AĞIR FİNANSAL KRİZ RİSKİ ARTIYOR

– 2019’dan bu yana geçen müddet içerisinde Türkiye iktisadının sağlam para konusunda karnesi pek parlak değil. İktisat idaresinin genel görünümünü belirleyen keyfilik, idari zafiyet ve değişkenlik para karnesini de bozuyor.

– Merkez Bankası 2011 daha sonrasında gittikçe asli nazaranvlerinden uzaklaşarak döviz kuru düzeyinde yaşanan aksaklıkların giderilmesi üzere farklı telaşların kelam konusu olduğu bir kurum haline geldi. Klasik manasıyla enflasyon hedeflemesi stratejisini terk etmiştir.

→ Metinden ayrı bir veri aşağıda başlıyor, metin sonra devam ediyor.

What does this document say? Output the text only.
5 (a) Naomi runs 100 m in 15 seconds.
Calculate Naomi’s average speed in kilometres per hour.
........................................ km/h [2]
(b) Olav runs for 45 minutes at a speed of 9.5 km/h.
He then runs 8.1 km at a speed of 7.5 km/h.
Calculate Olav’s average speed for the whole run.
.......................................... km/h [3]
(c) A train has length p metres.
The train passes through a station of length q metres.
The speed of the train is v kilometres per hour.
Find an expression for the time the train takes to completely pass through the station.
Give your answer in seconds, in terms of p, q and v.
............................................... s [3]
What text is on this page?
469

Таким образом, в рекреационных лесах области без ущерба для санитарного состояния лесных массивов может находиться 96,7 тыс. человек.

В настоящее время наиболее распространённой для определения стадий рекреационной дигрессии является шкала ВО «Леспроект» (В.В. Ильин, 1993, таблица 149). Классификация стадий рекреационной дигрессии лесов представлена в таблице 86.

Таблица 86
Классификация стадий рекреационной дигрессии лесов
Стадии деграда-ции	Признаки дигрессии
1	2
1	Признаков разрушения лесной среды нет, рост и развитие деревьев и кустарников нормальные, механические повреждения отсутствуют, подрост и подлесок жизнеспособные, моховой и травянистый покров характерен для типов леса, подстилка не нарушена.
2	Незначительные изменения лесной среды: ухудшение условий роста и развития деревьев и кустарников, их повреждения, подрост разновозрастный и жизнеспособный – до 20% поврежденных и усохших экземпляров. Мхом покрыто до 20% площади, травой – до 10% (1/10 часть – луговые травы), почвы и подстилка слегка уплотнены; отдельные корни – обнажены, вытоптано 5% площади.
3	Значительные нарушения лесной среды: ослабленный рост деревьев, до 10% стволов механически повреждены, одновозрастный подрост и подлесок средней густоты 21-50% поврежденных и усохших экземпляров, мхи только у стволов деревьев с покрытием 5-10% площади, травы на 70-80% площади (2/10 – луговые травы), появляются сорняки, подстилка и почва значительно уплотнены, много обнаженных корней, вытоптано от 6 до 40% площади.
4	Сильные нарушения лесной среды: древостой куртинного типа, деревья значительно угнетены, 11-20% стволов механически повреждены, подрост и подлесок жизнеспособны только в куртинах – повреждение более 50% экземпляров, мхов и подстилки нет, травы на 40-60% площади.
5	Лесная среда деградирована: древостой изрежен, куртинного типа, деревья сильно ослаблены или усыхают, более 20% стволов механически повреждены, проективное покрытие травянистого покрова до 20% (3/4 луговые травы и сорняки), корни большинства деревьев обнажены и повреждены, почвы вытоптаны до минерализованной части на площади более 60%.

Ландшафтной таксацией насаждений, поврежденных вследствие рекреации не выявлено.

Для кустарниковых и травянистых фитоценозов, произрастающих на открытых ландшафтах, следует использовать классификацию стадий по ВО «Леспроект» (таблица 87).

– Finans piyasalarının sıhhatinde üstü şimdilik örtülü dertler kelam konusu olup hem bankaların hem hanehalkının bilançoları yorgun. Orta-uzun vadede mümkün bir finansal krizin maliyetleri beklenenin epeyce üstünde gerçekleşebilir.

– Bürokrasi maliyetleri konusunda Türkiye’nin 2014’teki 6.67 olan özgürlük notu 2019’da 5.33’e geriledi.

sebebi idarenin merkezileşmesi ve liyakatin değerinin kalmamasıdır.